Amid the surge of interest in Africa's natural resource wealth the relationship between the state, private capital, communities and the environment is being questioned on a number of fronts. A number of African states have revisited policies on taxation, ownership, beneficiation and skills transfer in the mining sector in recent years. Various international and regional efforts have been launched to increase transparency and traceability in natural resource sectors. Co-management efforts have, with varying degrees of success, attempted to give local resource users greater say in the management of forestry and fisheries resources. Despite these efforts, natural resource use will inevitably impact on the health of natural systems and on local societies that rely on these systems to support their livelihoods.
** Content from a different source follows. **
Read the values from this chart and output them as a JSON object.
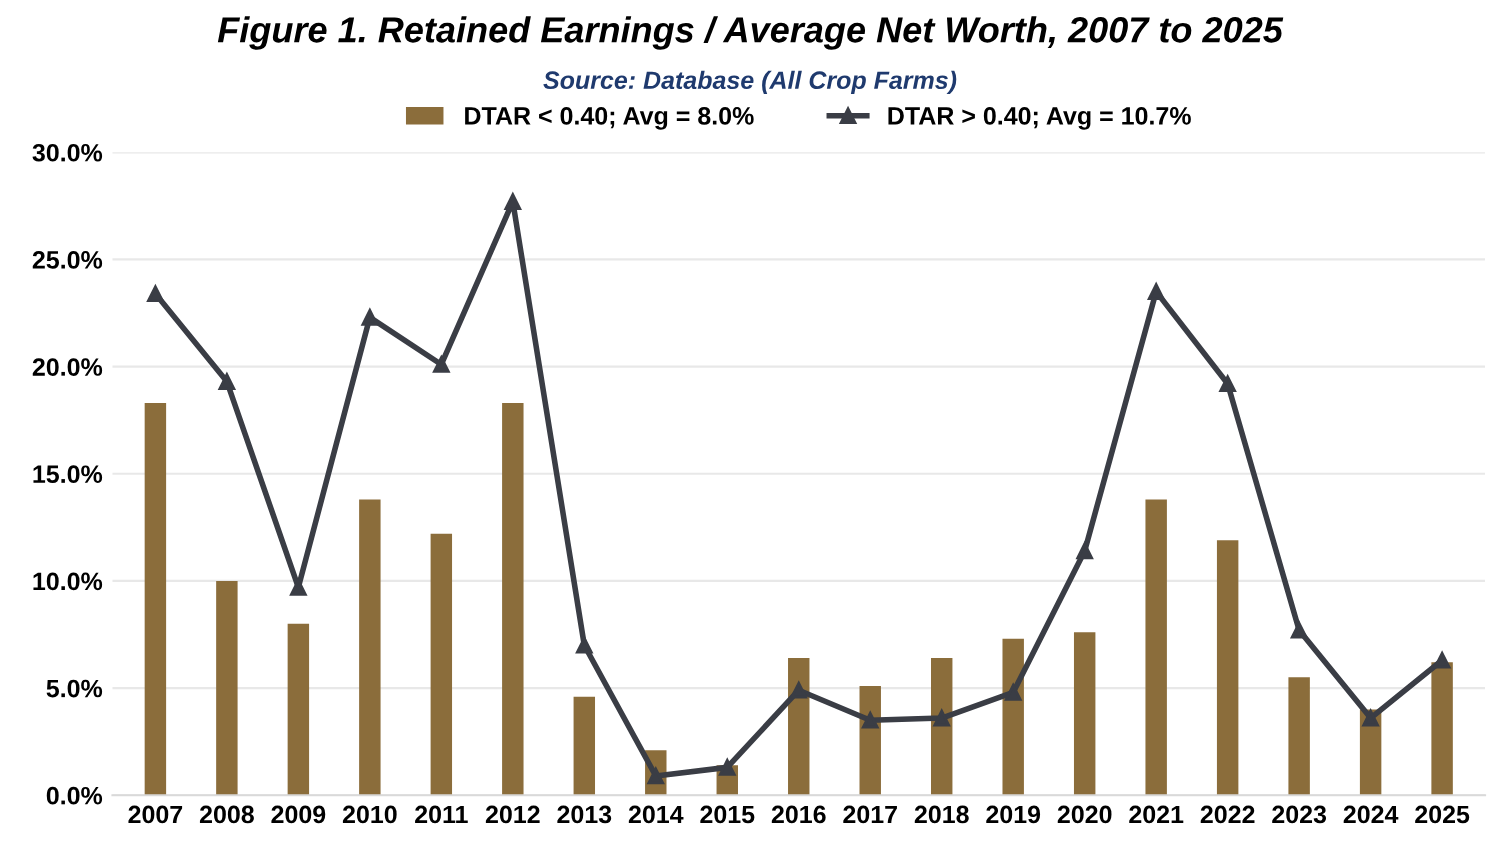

Political processes and institutions are required to mediate the conflicts that arise between national and local development priorities, the competition for land and water use, and the imperatives of conservation, development and rural livelihood practices.
In this context, it is essential to explore new thinking in the field of natural resource governance, and consider how the current experiences of African states may provide lessons for a model of sustainable prosperity on the continent. Thus, it is important to explore new theory in the field of natural resources governance.